Home » News/Views » The long road to independence

The long road to independence

Felixstowe docks, March 2020. Empty berths show the fragility of long supply chains. Photo Workers.

Widespread job losses are inflicting great damage, especially given the high levels of personal debt in the country. But what kinds of new jobs must be created? Where will young people find work?

The services sector, particularly financial services, dominates our economy. Yet financial speculation creates no new value at all – it just moves money around, mostly into the pockets of the very few.

Let’s redirect the economy into real production which creates the goods and services which people need.

The provision of essentials – the primary responsibility of any government – has failed miserably during the Covid crisis, most obviously with the dire shortage of PPE and ventilators. “Just buy it in on the global market” didn’t work at all, exposing the unplanned and dangerous just-in-time practices they relied on. We need instead the just-in-case security of planning for future needs.

And the importing of cheap, often shoddy, goods, like the importing of cheap labour, is not what we need. It’s not just environmentally wasteful. Eventually, it leads to the importing of the same wages and conditions that produce the cheap imports.

Just look at the clothing industry in Leicester (see page 5), a cesspit of ultra-low wages (around half the minimum wage) and sweatshop conditions consciously tolerated by politicians national and local.

Reliance on foreign companies to provide our energy needs, materials, trains, cars – the list goes on and on – must end. Our national security depends on it.

We must increase our capacity to feed the nation. A farming policy which emphasises food production equally with protection of soil and environment. They are interdependent. An end to the increasing reliance on food imports!

We still manufacture many things here. Britain currently trades with 111 countries under WTO rules. As we leave the EU we do not need a trade deal or to be part of any trade bloc or US-led trade war. Rather we need to invest in existing and new
necessary industries.

Plan for long-term industrial expansion. End reliance on importing what we need. Stop being at the mercy of long overseas supply chains. Make it here!

Why do we encourage a cycling “revolution” but neglect that bicycles are hardly made here at all?

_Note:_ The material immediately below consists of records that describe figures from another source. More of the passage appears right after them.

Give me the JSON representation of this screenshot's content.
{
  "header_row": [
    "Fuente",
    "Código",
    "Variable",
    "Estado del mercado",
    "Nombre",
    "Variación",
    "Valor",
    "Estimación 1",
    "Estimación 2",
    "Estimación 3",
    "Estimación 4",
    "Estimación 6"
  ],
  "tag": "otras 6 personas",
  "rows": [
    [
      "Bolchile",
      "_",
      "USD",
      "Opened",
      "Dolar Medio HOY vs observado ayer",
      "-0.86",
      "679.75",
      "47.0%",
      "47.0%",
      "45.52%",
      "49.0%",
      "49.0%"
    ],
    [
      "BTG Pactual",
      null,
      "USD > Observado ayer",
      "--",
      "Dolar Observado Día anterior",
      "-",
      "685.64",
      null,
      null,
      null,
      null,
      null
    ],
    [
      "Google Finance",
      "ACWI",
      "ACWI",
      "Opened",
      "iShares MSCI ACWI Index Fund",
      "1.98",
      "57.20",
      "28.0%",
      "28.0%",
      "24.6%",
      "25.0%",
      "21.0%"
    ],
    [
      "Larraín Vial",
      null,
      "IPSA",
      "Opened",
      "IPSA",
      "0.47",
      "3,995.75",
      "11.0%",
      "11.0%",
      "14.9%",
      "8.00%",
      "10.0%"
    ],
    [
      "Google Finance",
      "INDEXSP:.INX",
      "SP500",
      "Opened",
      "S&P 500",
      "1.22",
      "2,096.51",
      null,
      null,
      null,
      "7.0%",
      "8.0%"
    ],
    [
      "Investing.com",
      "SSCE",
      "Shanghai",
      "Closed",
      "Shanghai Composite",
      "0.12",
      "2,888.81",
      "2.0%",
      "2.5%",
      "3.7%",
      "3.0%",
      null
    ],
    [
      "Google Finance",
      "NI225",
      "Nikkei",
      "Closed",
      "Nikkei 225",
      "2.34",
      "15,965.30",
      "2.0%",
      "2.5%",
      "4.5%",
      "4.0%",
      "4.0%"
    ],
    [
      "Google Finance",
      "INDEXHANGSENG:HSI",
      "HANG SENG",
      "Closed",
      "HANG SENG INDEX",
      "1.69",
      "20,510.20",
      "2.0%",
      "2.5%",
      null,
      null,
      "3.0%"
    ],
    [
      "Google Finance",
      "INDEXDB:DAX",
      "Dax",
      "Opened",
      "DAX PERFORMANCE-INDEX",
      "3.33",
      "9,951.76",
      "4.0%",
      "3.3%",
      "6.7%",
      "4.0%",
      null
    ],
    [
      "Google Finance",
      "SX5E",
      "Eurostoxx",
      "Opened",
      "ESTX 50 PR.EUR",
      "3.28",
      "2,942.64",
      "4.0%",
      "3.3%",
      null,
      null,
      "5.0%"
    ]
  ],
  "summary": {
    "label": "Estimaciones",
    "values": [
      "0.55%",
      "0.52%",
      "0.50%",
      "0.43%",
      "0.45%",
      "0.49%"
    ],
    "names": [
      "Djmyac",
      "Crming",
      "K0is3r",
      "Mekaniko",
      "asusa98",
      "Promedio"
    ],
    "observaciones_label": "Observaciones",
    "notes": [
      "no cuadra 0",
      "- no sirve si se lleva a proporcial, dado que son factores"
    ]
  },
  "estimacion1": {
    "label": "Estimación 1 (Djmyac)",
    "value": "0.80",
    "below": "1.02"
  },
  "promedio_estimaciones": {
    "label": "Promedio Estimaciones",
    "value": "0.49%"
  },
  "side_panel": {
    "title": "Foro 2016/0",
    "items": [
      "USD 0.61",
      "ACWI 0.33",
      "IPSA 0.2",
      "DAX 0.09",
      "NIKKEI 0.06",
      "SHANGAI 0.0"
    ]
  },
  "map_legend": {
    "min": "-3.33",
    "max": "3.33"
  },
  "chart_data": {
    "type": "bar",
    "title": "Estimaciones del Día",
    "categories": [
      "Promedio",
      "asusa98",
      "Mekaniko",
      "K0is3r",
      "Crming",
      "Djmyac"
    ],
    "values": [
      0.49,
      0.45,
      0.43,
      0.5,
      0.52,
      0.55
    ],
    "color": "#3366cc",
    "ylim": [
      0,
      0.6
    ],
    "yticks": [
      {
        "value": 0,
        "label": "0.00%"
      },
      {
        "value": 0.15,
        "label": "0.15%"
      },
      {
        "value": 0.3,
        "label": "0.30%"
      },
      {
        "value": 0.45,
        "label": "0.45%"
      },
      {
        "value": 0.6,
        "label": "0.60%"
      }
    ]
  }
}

Significant money must be put into the training and skills required to achieve expansion. Industrial unions are calling for this, seeing the benefits that Brexit can bring. Crucially, we need high-quality apprenticeships – the present system is largely a low-paid going-nowhere joke (see page 10).

But it’s not just – or even primarily – about money. The only class that can transform Britain for the better is the working class. Only workers know what we need. Only workers have the interests of their country, their communities, at heart.

Leave it to the employing class and they will suck every last penny of profit out of every grant they can. For all the talk of benefit fraud – which does of course exist – nothing matches the scale of the frauds, tax avoidance and tax evasion from the capitalist class.

From the posh clubs of Pall Mall lining up for the “eat out to help out” subsidy to the blatant twisting of the apprenticeship levy, from the offshore trusts to the hoovering up of EU farming grants, capitalists are past masters at getting something for nothing.

The employers and their masters, the finance capitalists of the City, are the ones that have dragged this country down to where it is now. They are hardly the ones to bring it back up.

Brexit is nearly done. We must turn our attention to the fight to resist the ravages of transnational capitalism and to forge an independent country which alone can provide a future as part of a real economy for our young people. The fight will be long and hard, but If we want a future, we are going to have to create it ourselves.